Freundliche Grüsse, Ralf
Kurzes Update: Bis jetzt habe ich keine Angaben erhalten.
Ich möchte allerdings etwas anmerken:
Zur Webseite steht hier:
„RelativKritisch ist ein internationales Netzwerk auf der Achse der Vernunft für den deutschsprachigen Raum. RelativKritisch engagiert sich in der Auseinandersetzung mit irrationalen Weltentwürfen und Deutungssystemen. RelativKritisch ist eine Plattform unabhängiger Skeptiker, die sich der Verteidigung der Vernunft verpflichtet haben.
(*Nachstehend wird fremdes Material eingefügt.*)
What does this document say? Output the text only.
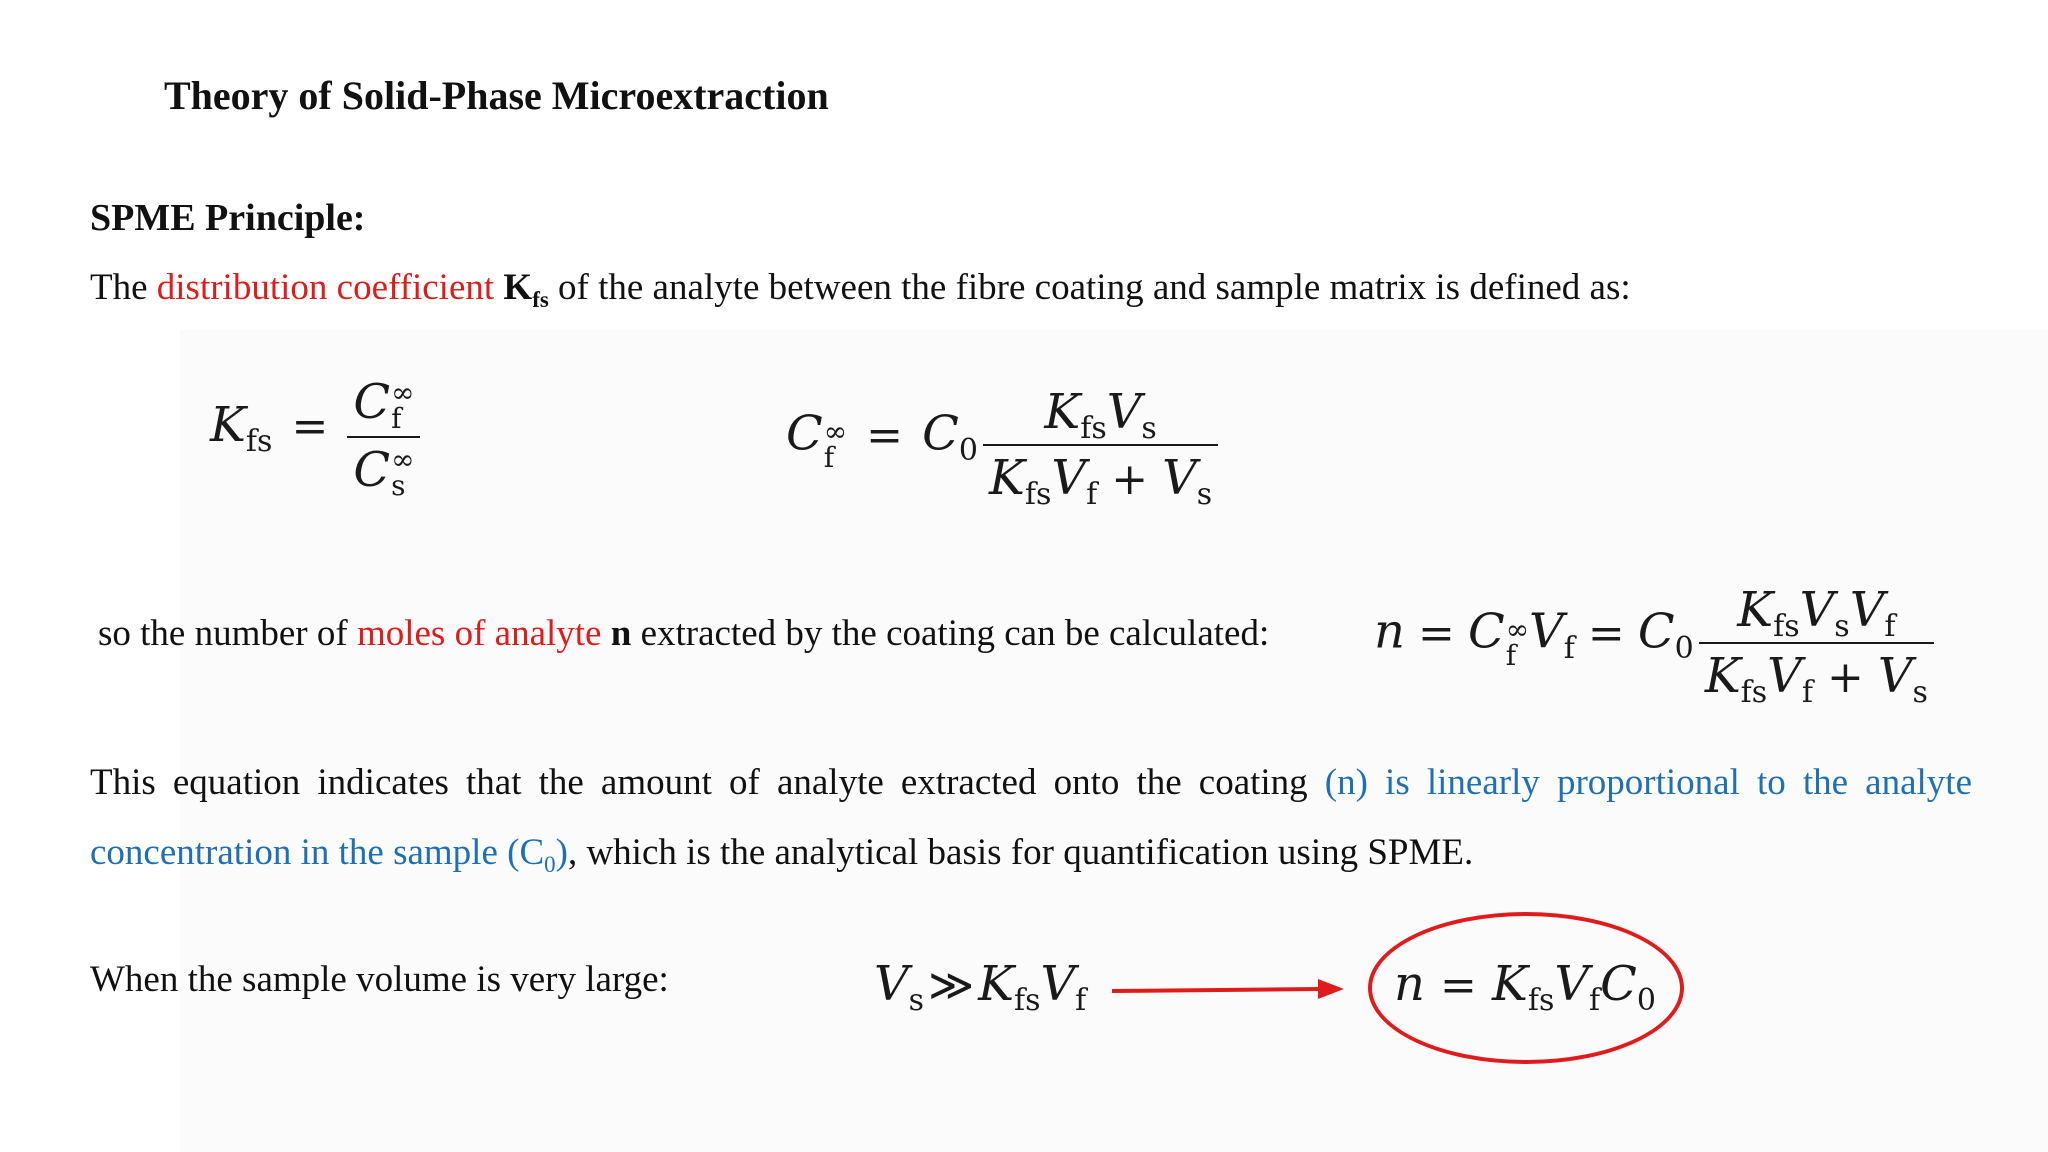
Theory of Solid-Phase Microextraction
SPME Principle:
The distribution coefficient $K_{fs}$ of the analyte between the fibre coating and sample matrix is defined as:
Kfs = C ∞
f
C ∞
s	C ∞
$f = C0 \frac{K_{fs}V_s}{K_{fs}V_f + V_s}$
so the number of moles of analyte n extracted by the coating can be calculated: n = C ∞
f $Vf = C0 \frac{K_{fs}V_sV_f}{K_{fs}V_f + V_s}$
This equation indicates that the amount of analyte extracted onto the coating (n) is linearly proportional to the analyte concentration in the sample $(C_0)$, which is the analytical basis for quantification using SPME.
When the sample volume is very large:	Vs≫KfsVf	n = KfsVfC0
RelativKritisch arbeitet auf den Grundsätzen guter wissenschaftlicher Praxis und hat sich zum Ziel gesetzt, das Internet als vertrauenswürdige Quelle erster Information zu bewahren.“
Ich habe mal versuchsweise in ein paar Artikel hineingeschaut.
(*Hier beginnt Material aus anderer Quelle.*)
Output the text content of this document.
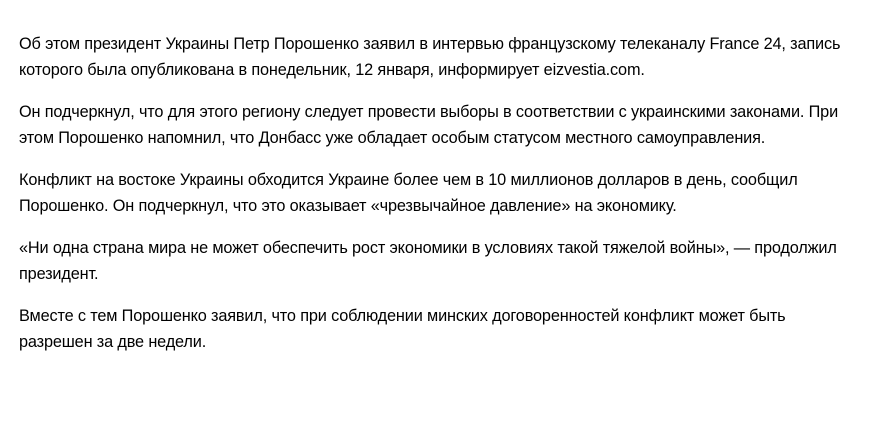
Об этом президент Украины Петр Порошенко заявил в интервью французскому телеканалу France 24, запись которого была опубликована в понедельник, 12 января, информирует eizvestia.com.

Он подчеркнул, что для этого регионy следует провести выборы в соответствии с украинскими законами. При этом Порошенко напомнил, что Донбасс уже обладает особым статусом местного самоуправления.

Конфликт на востоке Украины обходится Украине более чем в 10 миллионов долларов в день, сообщил Порошенко. Он подчеркнул, что это оказывает «чрезвычайное давление» на экономику.

«Ни одна страна мира не может обеспечить рост экономики в условиях такой тяжелой войны», — продолжил президент.

Вместе с тем Порошенко заявил, что при соблюдении минских договоренностей конфликт может быть разрешен за две недели.
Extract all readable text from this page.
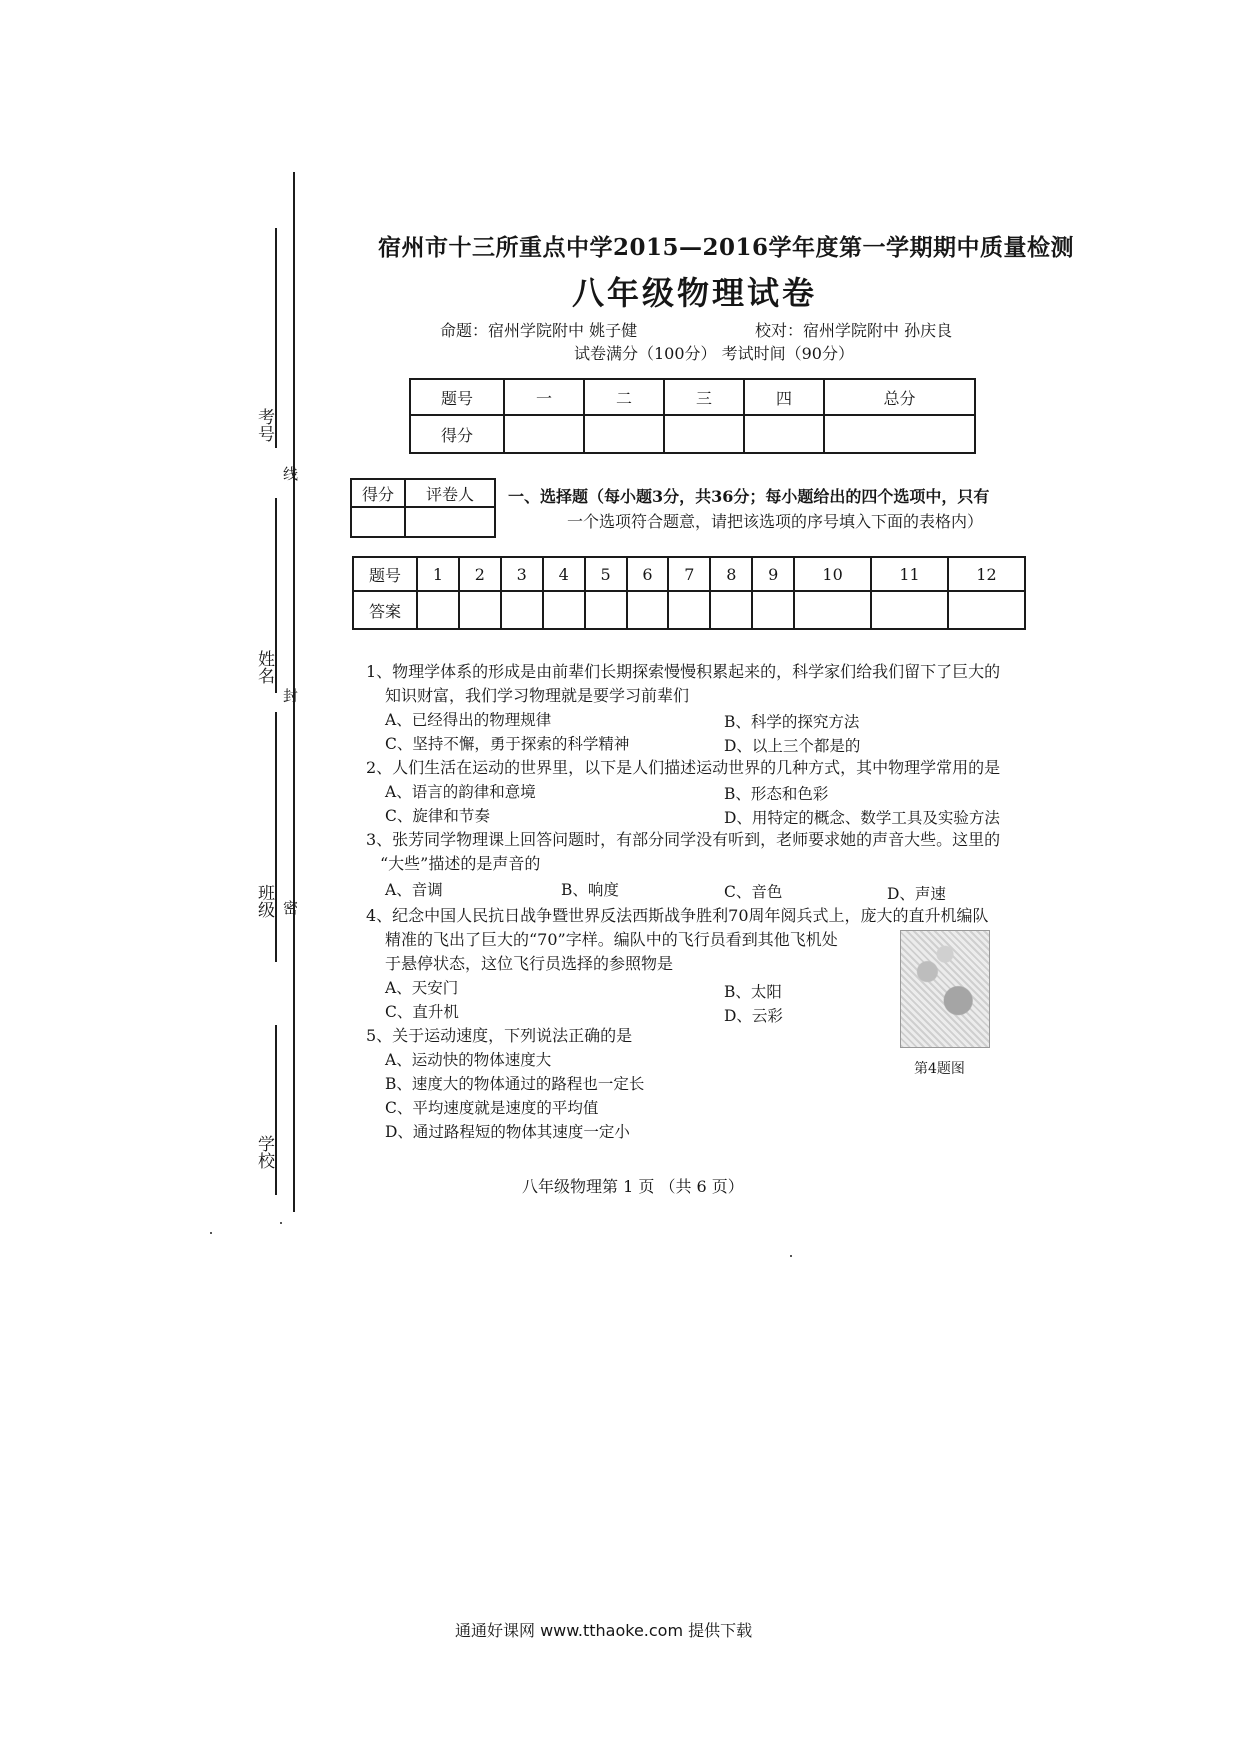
考号
线
姓名
封
班级 密
学校
宿州市十三所重点中学2015—2016学年度第一学期期中质量检测
八年级物理试卷
命题：宿州学院附中 姚子健	校对：宿州学院附中 孙庆良
试卷满分（100分） 考试时间（90分）
题号	一	二	三	四	总分
得分					
得分	评卷人
	一、选择题（每小题3分，共36分；每小题给出的四个选项中，只有
一个选项符合题意，请把该选项的序号填入下面的表格内）
题号	1	2	3	4	5	6	7	8	9	10	11	12
答案												
1、物理学体系的形成是由前辈们长期探索慢慢积累起来的，科学家们给我们留下了巨大的
知识财富，我们学习物理就是要学习前辈们
A、已经得出的物理规律	B、科学的探究方法
C、坚持不懈，勇于探索的科学精神	D、以上三个都是的
2、人们生活在运动的世界里，以下是人们描述运动世界的几种方式，其中物理学常用的是
A、语言的韵律和意境	B、形态和色彩
C、旋律和节奏	D、用特定的概念、数学工具及实验方法
3、张芳同学物理课上回答问题时，有部分同学没有听到，老师要求她的声音大些。这里的
“大些”描述的是声音的
A、音调	B、响度	C、音色	D、声速
4、纪念中国人民抗日战争暨世界反法西斯战争胜利70周年阅兵式上，庞大的直升机编队
精准的飞出了巨大的“70”字样。编队中的飞行员看到其他飞机处
于悬停状态，这位飞行员选择的参照物是
A、天安门	B、太阳
C、直升机	D、云彩
第4题图
5、关于运动速度，下列说法正确的是
A、运动快的物体速度大
B、速度大的物体通过的路程也一定长
C、平均速度就是速度的平均值
D、通过路程短的物体其速度一定小
八年级物理第 1 页 （共 6 页）
通通好课网 www.tthaoke.com 提供下载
Tut mir leid, aber der Eindruck, den die Artikel, die von der Redaktion (und nur von der hier rede ich erstmal, also nicht auf sich beziehen) hier geschrieben worden sind, erfüllen diesen Anspruch leider nicht.
Zu den Grundlagen wissenschaftlicher Praxis und rationalem Verständnis gehört es, das, *wenn* man sich mit einer These befaßt (man kann es natürlich auch lassen), diese mittels *gültiger*
Argumente zu widerlegen versucht.
„Ad hominem“-Argumente, in denen sämtliche Gegner ohne Ausnahme als völlige Spinner bezeichnet werden, die völligen Unsinn reden, sind *ungültige* Argumente. Sie werden auch dadurch nicht besser, wenn der Angesprochene diesen Tatbestand wirklich erfüllen würde oder eine Retourkutsche liefert oder man glaubt, auf der Seite der Wissenschaft zu sein.
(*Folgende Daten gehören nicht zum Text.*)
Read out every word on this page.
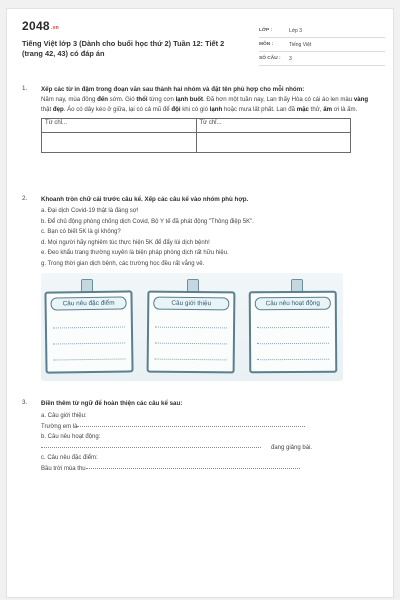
2048.vn
Tiếng Việt lớp 3 (Dành cho buổi học thứ 2) Tuần 12: Tiết 2 (trang 42, 43) có đáp án
LỚP :	Lớp 3
MÔN :	Tiếng Việt
SỐ CÂU :	3
1. Xếp các từ in đậm trong đoạn văn sau thành hai nhóm và đặt tên phù hợp cho mỗi nhóm:
Năm nay, mùa đông đến sớm. Gió thổi từng cơn lạnh buốt. Đã hơn một tuần nay, Lan thấy Hòa có cái áo len màu vàng thật đẹp. Áo có dây kéo ở giữa, lại có cả mũ để đội khi có gió lạnh hoặc mưa lất phất. Lan đã mặc thử, ấm ơi là ấm.
Từ chỉ...	Từ chỉ...

2. Khoanh tròn chữ cái trước câu kể. Xếp các câu kể vào nhóm phù hợp.
a. Đại dịch Covid-19 thật là đáng sợ!
b. Để chủ động phòng chống dịch Covid, Bộ Y tế đã phát động "Thông điệp 5K".
c. Bạn có biết 5K là gì không?
d. Mọi người hãy nghiêm túc thực hiện 5K để đẩy lùi dịch bệnh!
e. Đeo khẩu trang thường xuyên là biện pháp phòng dịch rất hữu hiệu.
g. Trong thời gian dịch bệnh, các trường học đều rất vắng vẻ.
Câu nêu đặc điểm	Câu giới thiệu	Câu nêu hoạt động
3. Điền thêm từ ngữ để hoàn thiện các câu kể sau:
a. Câu giới thiệu:
Trường em là
b. Câu nêu hoạt động:
đang giảng bài.
c. Câu nêu đặc điểm:
Bầu trời mùa thu
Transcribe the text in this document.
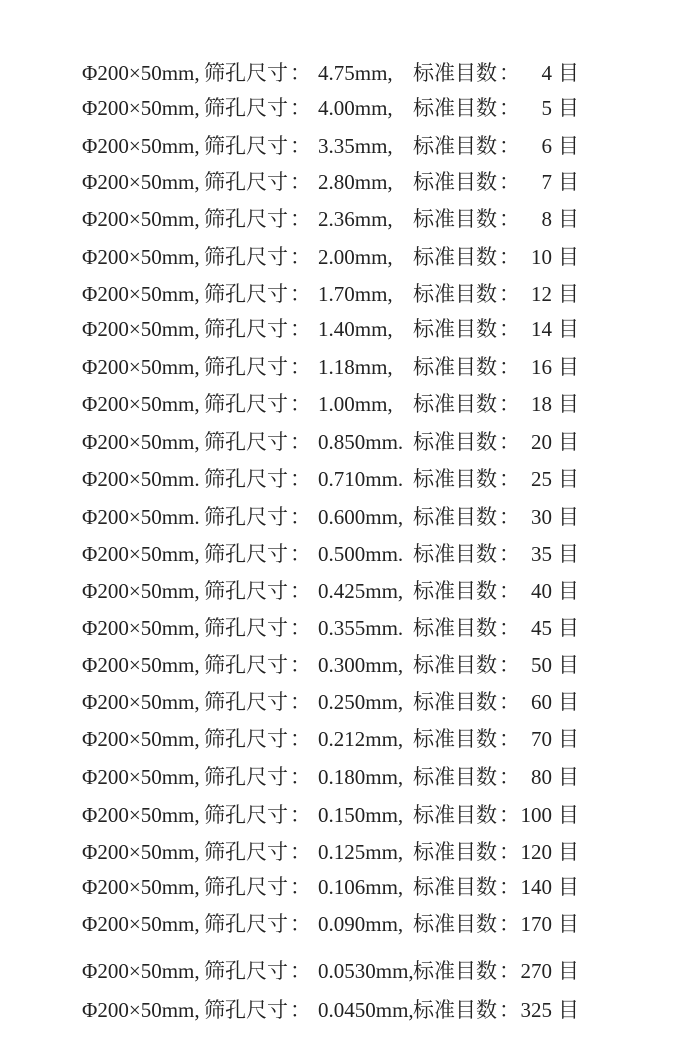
Φ200×50mm, 筛孔尺寸： 4.75mm, 标准目数： 4 目
Φ200×50mm, 筛孔尺寸： 4.00mm, 标准目数： 5 目
Φ200×50mm, 筛孔尺寸： 3.35mm, 标准目数： 6 目
Φ200×50mm, 筛孔尺寸： 2.80mm, 标准目数： 7 目
Φ200×50mm, 筛孔尺寸： 2.36mm, 标准目数： 8 目
Φ200×50mm, 筛孔尺寸： 2.00mm, 标准目数： 10 目
Φ200×50mm, 筛孔尺寸： 1.70mm, 标准目数： 12 目
Φ200×50mm, 筛孔尺寸： 1.40mm, 标准目数： 14 目
Φ200×50mm, 筛孔尺寸： 1.18mm, 标准目数： 16 目
Φ200×50mm, 筛孔尺寸： 1.00mm, 标准目数： 18 目
Φ200×50mm, 筛孔尺寸： 0.850mm. 标准目数： 20 目
Φ200×50mm. 筛孔尺寸： 0.710mm. 标准目数： 25 目
Φ200×50mm. 筛孔尺寸： 0.600mm, 标准目数： 30 目
Φ200×50mm, 筛孔尺寸： 0.500mm. 标准目数： 35 目
Φ200×50mm, 筛孔尺寸： 0.425mm, 标准目数： 40 目
Φ200×50mm, 筛孔尺寸： 0.355mm. 标准目数： 45 目
Φ200×50mm, 筛孔尺寸： 0.300mm, 标准目数： 50 目
Φ200×50mm, 筛孔尺寸： 0.250mm, 标准目数： 60 目
Φ200×50mm, 筛孔尺寸： 0.212mm, 标准目数： 70 目
Φ200×50mm, 筛孔尺寸： 0.180mm, 标准目数： 80 目
Φ200×50mm, 筛孔尺寸： 0.150mm, 标准目数： 100 目
Φ200×50mm, 筛孔尺寸： 0.125mm, 标准目数： 120 目
Φ200×50mm, 筛孔尺寸： 0.106mm, 标准目数： 140 目
Φ200×50mm, 筛孔尺寸： 0.090mm, 标准目数： 170 目
Φ200×50mm, 筛孔尺寸： 0.0530mm, 标准目数： 270 目
Φ200×50mm, 筛孔尺寸： 0.0450mm, 标准目数： 325 目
Das Problem ist nämlich gerade, dass die teilweise doch anspruchsvolle Mathematik der SRT und ART es nicht ohne weiteres möglich macht, selbst nachzurechnen, wer denn recht
hat. Ich könnte es nicht ohne weiteres längeres Studium, d.h.
ich könnte nicht mit gutem Gewissen behaupten, dies oder jenes wäre Unsinn, wenn ich es nicht verstanden hätte. Ich kann natürlich zu Experten wie Matt Strassler etc. verlinken, aber dann kann ich doch nicht guten Gewissens ad hominems durch die Gegend schleudern, wenn ich die Substanz des Arguments gar nicht verstanden habe.
Grüße
Thorsten
Hallo Thorsten,
danke für deine Kritik, die wir uns gemäß unseres Leitbildes ausdrücklich wünschen:
Um deinem ausgesprochenen und berechtigen Anspruch gerecht werden zu können, wäre uns sehr geholfen, wenn du gleich mit gutem Vorbild voran gehst und konkret benennst, womit wir deine Kritik ausgelöst haben.